Across Lands and Time: A Review of “A Story of the World Before the Fence” by Leeya Mehta
High on the hill,
beneath a fern sky of speckled spores
there is a place I long to describe
in a language I do not know.
Reads the first stanza of the “Towers of Silence” (p. 5) in Leeya Mehta’s poetry collection, A Story of the World Before the Fence (Finishing Line Press, 2020). Those delightful, surprising descriptions enliven each poem in this thirty-four page book. One may imagine an exotic tongue playing out the vivid images of distant lands while reading her poems, but nothing feels lost in the English descriptions. Although the longing for more direct connection to the past, to one’s land, to love, weaves beautifully throughout.

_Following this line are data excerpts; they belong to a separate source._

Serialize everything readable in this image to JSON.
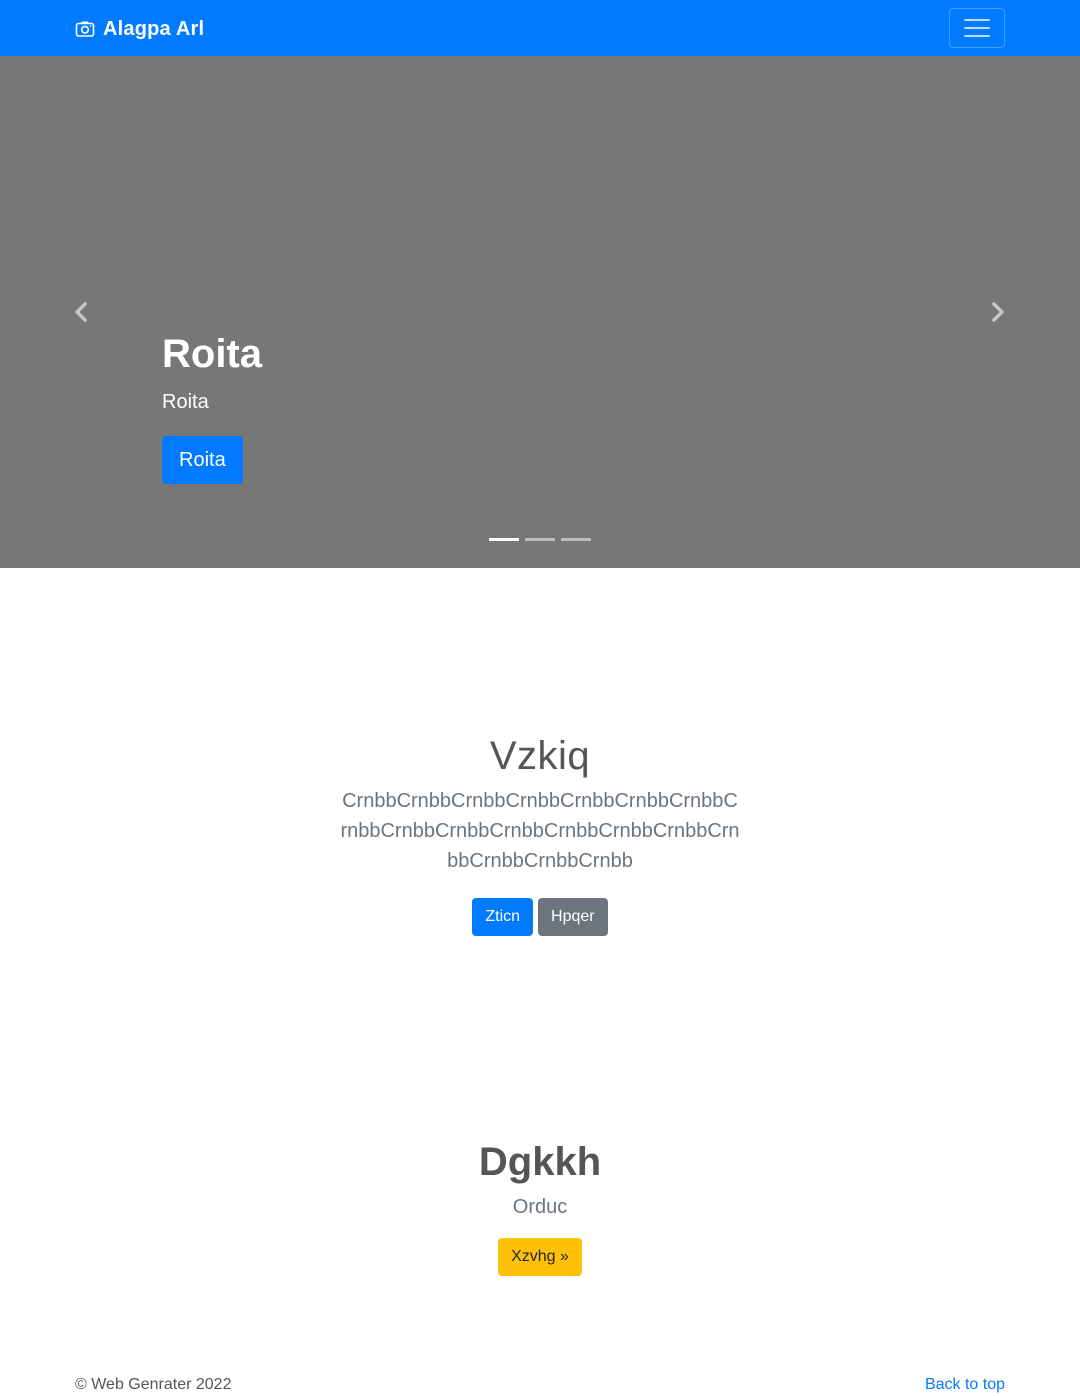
{
  "navbar": {
    "brand": "Alagpa Arl",
    "brand_icon": "camera-icon",
    "toggler_icon": "hamburger-menu-icon",
    "background_color": "#007bff"
  },
  "carousel": {
    "background_color": "#777777",
    "title": "Roita",
    "subtitle": "Roita",
    "button_label": "Roita",
    "prev_icon": "chevron-left-icon",
    "next_icon": "chevron-right-icon",
    "slide_count": 3,
    "active_slide": 1
  },
  "feature": {
    "heading": "Vzkiq",
    "lead": "CrnbbCrnbbCrnbbCrnbbCrnbbCrnbbCrnbbCrnbbCrnbbCrnbbCrnbbCrnbbCrnbbCrnbbCrnbbCrnbbCrnbbCrnbb",
    "primary_button": "Zticn",
    "secondary_button": "Hpqer"
  },
  "cta": {
    "heading": "Dgkkh",
    "subheading": "Orduc",
    "button_label": "Xzvhg »",
    "button_color": "#ffc107"
  },
  "footer": {
    "copyright": "© Web Genrater 2022",
    "back_to_top": "Back to top"
  }
}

Mehta begins this collection with “Refugees,” a poem harkening back to 917 AD. She takes us from there, the Gulf of Hormuz, the Arabian sea, to coastal India, Japan, Maine, and DC. The reader feels each poem a part of these spaces through intimate stories of human interactions, as well as descriptions of place, but also feels the loss of where one is not; from where one was uprooted. “But you know, / the longing for what you cannot have / will keep you from settling anywhere,” as she writes in “The Years” (p. 18). And with a magical feel of images ripe to specific regions — holy fire, sandalwood, white rocks, shifting sand, snow, the reverence with which she illuminates her past challenges the reader to bear witness to their own ancestry, their own lost languages and lands. She paints a beautiful world while also hitting on profound truth: “We are practicing loss.” (p. 19)

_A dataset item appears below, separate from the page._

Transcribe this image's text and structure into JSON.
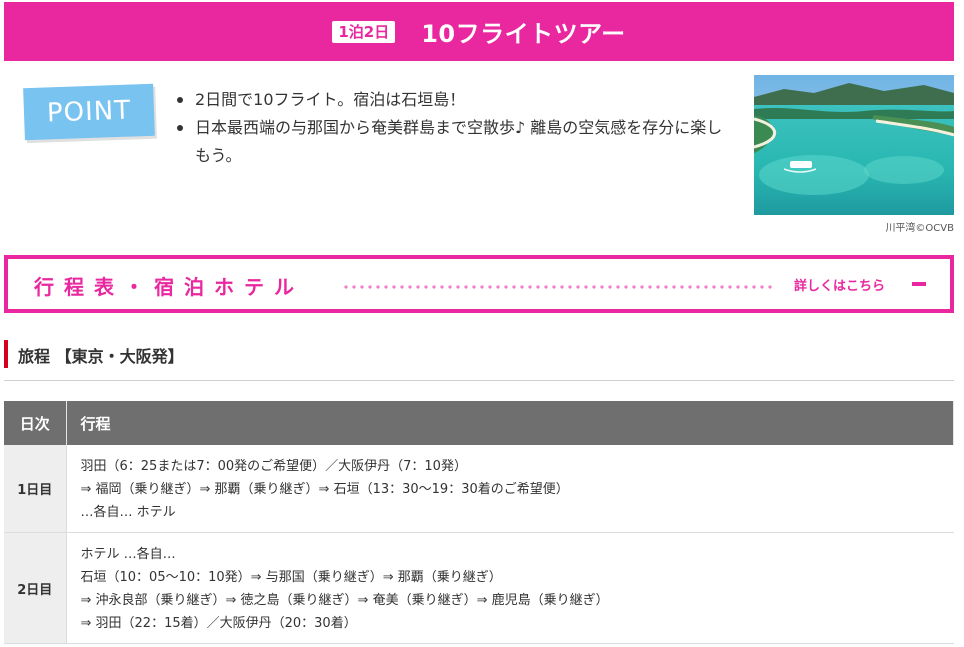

Within these contexts of history, home, and heritage, Mehta offers thoughtful reflections on the aftermath of war; tales of love lost that read with courageous honesty; wistful celebrations of a departed friend, and tender moments of being a mother. With so many weighty themes, across continents and years, what stands out as especially remarkable in Mehta’s work is how alive the poems feel; how ultimately, despite displacement and loss, this collection illuminates and honors simple moments of joy and laughter to affirm life. Every time I revisit this collection, I perceive possibilities in thought expanded; it makes me like the world a bit more. Quite a gift!

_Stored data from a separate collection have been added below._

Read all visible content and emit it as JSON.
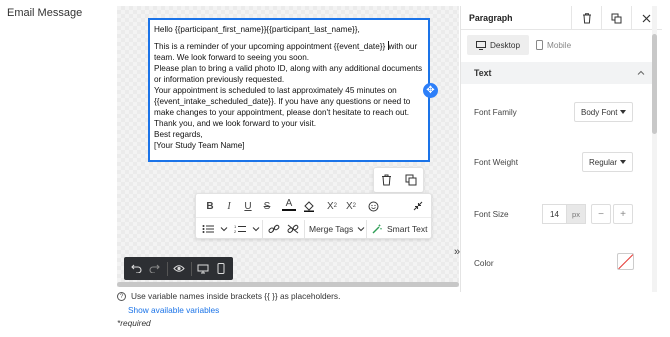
{
  "field_label": "Email Message",
  "email_body": {
    "greeting": "Hello {{participant_first_name}}{{participant_last_name}},",
    "line1a": "This is a reminder of your upcoming appointment {{event_date}}",
    "line1b": "with our team. We look forward to seeing you soon.",
    "line2": "Please plan to bring a valid photo ID, along with any additional documents or information previously requested.",
    "line3": "Your appointment is scheduled to last approximately 45 minutes on {{event_intake_scheduled_date}}. If you have any questions or need to make changes to your appointment, please don't hesitate to reach out.",
    "line4": "Thank you, and we look forward to your visit.",
    "line5": "Best regards,",
    "line6": "[Your Study Team Name]"
  },
  "format_toolbar": {
    "bold": "B",
    "italic": "I",
    "underline": "U",
    "strikethrough": "S",
    "text_color": "A",
    "subscript_base": "X",
    "subscript_mark": "2",
    "superscript_base": "X",
    "superscript_mark": "2",
    "merge_tags_label": "Merge Tags",
    "smart_text_label": "Smart Text"
  },
  "hint_text": "Use variable names inside brackets {{ }} as placeholders.",
  "show_variables_link": "Show available variables",
  "required_text": "*required",
  "panel": {
    "title": "Paragraph",
    "tabs": {
      "desktop": "Desktop",
      "mobile": "Mobile"
    },
    "section_title": "Text",
    "font_family_label": "Font Family",
    "font_family_value": "Body Font",
    "font_weight_label": "Font Weight",
    "font_weight_value": "Regular",
    "font_size_label": "Font Size",
    "font_size_value": "14",
    "font_size_unit": "px",
    "color_label": "Color"
  },
  "colors": {
    "accent": "#1a73e8",
    "handle": "#2d7ff9",
    "dark_toolbar": "#2d2f33",
    "swatch_slash": "#e53935"
  }
}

Bio edited from her website. You can read more here: https://leeyamehta.com/about
Leeya's poetry explores the intimate space of the family and how it relates to the physical geography of cities and nature. Her first collection was The Towers of Silence. Leeya was born into a Parsi Zoroastrian family in Bombay. The Zoroastrian Parsis of India trace their descent in different waves from Persia over the last thousand years.
Leeya spent two years at Oxford University receiving a Master of Arts in Philosophy, Politics, and Economics. She received a Masters in Public Policy from Georgetown University and works at the World Bank.
Leeya has won an international publication award from The Atlantic Review, with poems appearing in The Beloit Poetry Journal, Beltway Poetry Quarterly, Chandrabhagha, District Lit, Poetry London and Vinyl, amongst others.